The manufacturer of the piano has established a template for the basic character of this tone and can be adjusted and modified to better fit into the environment or room that it resides in or restore the manufacturers designed tone if has declined with age.
What is different between tuning and voicing anyway?
I am even after 43 years in this industry still surprised that many pianists and teachers do not understand that pianos need more than just the tuning of its 230+- strings. Tuning a piano is like changing the oil in a car, it is a necessary maintenance of the correct frequency and pitch to the modern standard of A440. Voicing is the adjustment and manipulation of the 88 hammers that strike the strings which affects the pianos quality of sound and character.
A Pianos tone can be adjusted without affecting the pitch just like the bass and treble on a stereo system or amplifier. The experienced Piano Tech can “voice” your piano to change its character and tone to “fit” your environment and room acoustics. Results are dependent of course on the quality of the pianos condition and age.
What kind of sound or tone do I want?
Is there a perfect piano sound? Everyone has a different perception of what kind of piano sound pleases them due to their exposure and education in music. There can be acquired taste to piano tone akin to comparing different wine varietals and being exposed to new ones and discerning if one likes it or not. A warm wooden tone is probably not going to find pleasure with one who listens to Rock N Roll Music which prefers a bright metallic and percussive tone. As we all have varied interests in music finding a piano that can meet and adjust to all styles of music you enjoy is one to seek for. Each environment is different, each piano is composed of thousands of parts made of metal, wood, carbon fiber, felt and wool all of which contribute to the final tone result. Do you have hardwood floors or carpet? Lots of glass and reflective surfaces? Is the Lid open or closed? These will all factor into the sound produced by the piano.
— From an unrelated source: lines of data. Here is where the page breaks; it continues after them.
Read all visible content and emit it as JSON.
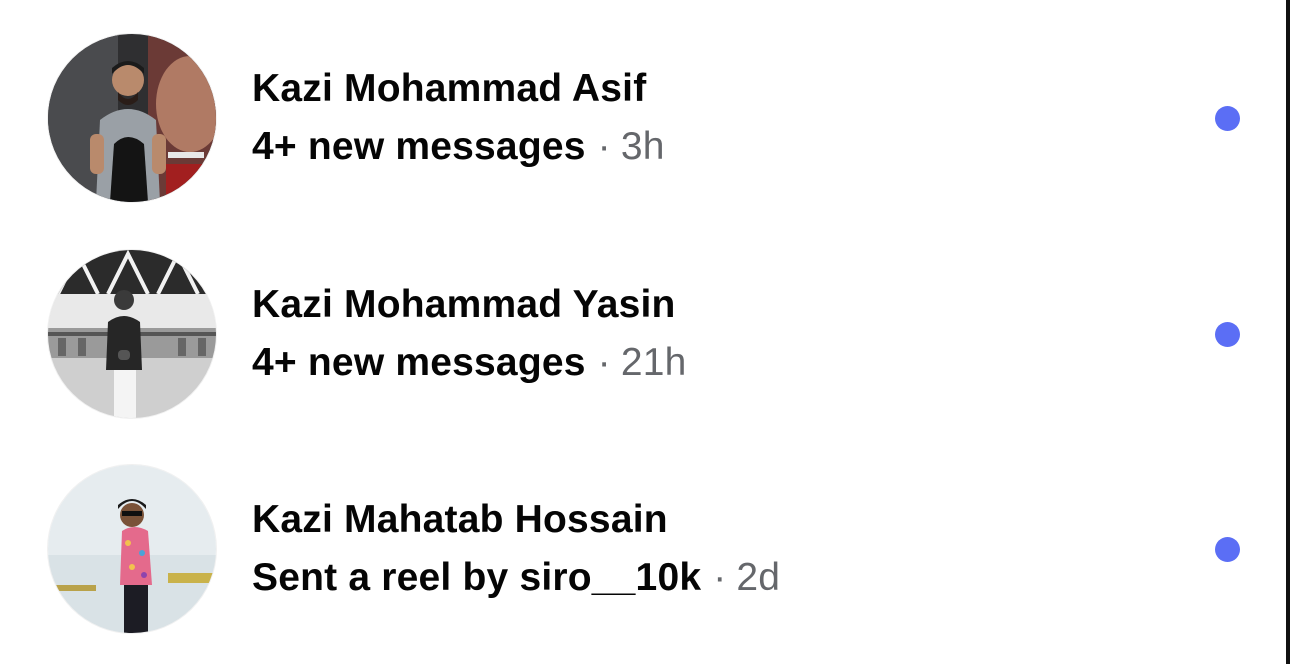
{
  "theme": {
    "unread_dot_color": "#5b6ef5",
    "secondary_text_color": "#65676b",
    "primary_text_color": "#050505"
  },
  "conversations": [
    {
      "name": "Kazi Mohammad Asif",
      "message": "4+ new messages",
      "separator": "·",
      "time": "3h",
      "unread": true,
      "avatar_icon": "profile-photo"
    },
    {
      "name": "Kazi Mohammad Yasin",
      "message": "4+ new messages",
      "separator": "·",
      "time": "21h",
      "unread": true,
      "avatar_icon": "profile-photo"
    },
    {
      "name": "Kazi Mahatab Hossain",
      "message": "Sent a reel by siro__10k",
      "separator": "·",
      "time": "2d",
      "unread": true,
      "avatar_icon": "profile-photo"
    }
  ]
}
Each key has a hammer that will wear with use and age. These are made of felt molded and shaped around a wooden “hammer” aligned to the assigned strings of each note. As these hammers compact and wear with playing the tone is altered and becomes brighter and louder handicapping the pianist of a full range of expression. I have seen many young pianists struggle to play soft passages as it becomes more difficult to control when playing lightly and quietly when they have a piano that has these characteristics.
Do I need to Voice my Piano?
A new pianos sound starts changing as soon as you start playing it. When purchasing a previously owned instrument you are also acquiring a template that was established by the previous owner and environment.
You might have heard of a “break-in” period? Is your piano being played by a beginner whose first 2-3 years of piano playing reside in the middle octaves of the piano breaking in that section and leaving the outer octaves untouched making the balance of the sound uneven from bass to treble. Also over time the felt compacts, hammers get out of alignment to the strings and results in a brighter, louder sound making it more difficult to play softly. Your dynamic range from piano to forte also diminishes your ability to “dig in” so to speak as a pianos tone character changes from mellow to bright when one strikes the keys with more force.
What is the procedure for Voicing my piano?
The goal of this process is to improve the tone of the piano and tuning is the first step.
Voicing a piano requires it to be in tune so that your technician can hear the pure and subtle nuances of each hammer as it strikes the strings. Other factors that need to be considered towards this goal is the regulation of the action, alignment of hammers to the strings, string condition (especially in the copper wound bass strings) and termination points.
Once tuned the hammer shape needs to be addressed. Your technician would use sandpaper
to remove grooves and bring back the hammer closer to its original rounded shape. This is only if the hammer has enough felt left (age a factor here) to be able to accomplish this.
After reshaping and aligning the hammers to the strings to make sure you are getting a complete strike your tech might need to adjust the brightness and balance of the tone with a process called needling. The tech would insert one or more needles in specific areas of the crown and shoulder of the hammer. Where and with what results are achieved is a culmination of many years of experience of doing this. This is why I would caution one to hire a tech that is a registered piano TECHNICIAN and not just any piano TUNER. This is like the difference between someone that changes your oil (Tuner) and one that would rebuild and adjust your car engine (Technician)
Another way to change the character of the tone through the hammer is with a chemical treatment especially when building “up” the tone on mellow or soft hammers.
Once the overall tone is acceptable, individual notes are voiced to evenly balance the
keyboard from bass to treble.
If the only piano service you have had on your instrument is tuning, the sound could definitely be improved by voicing.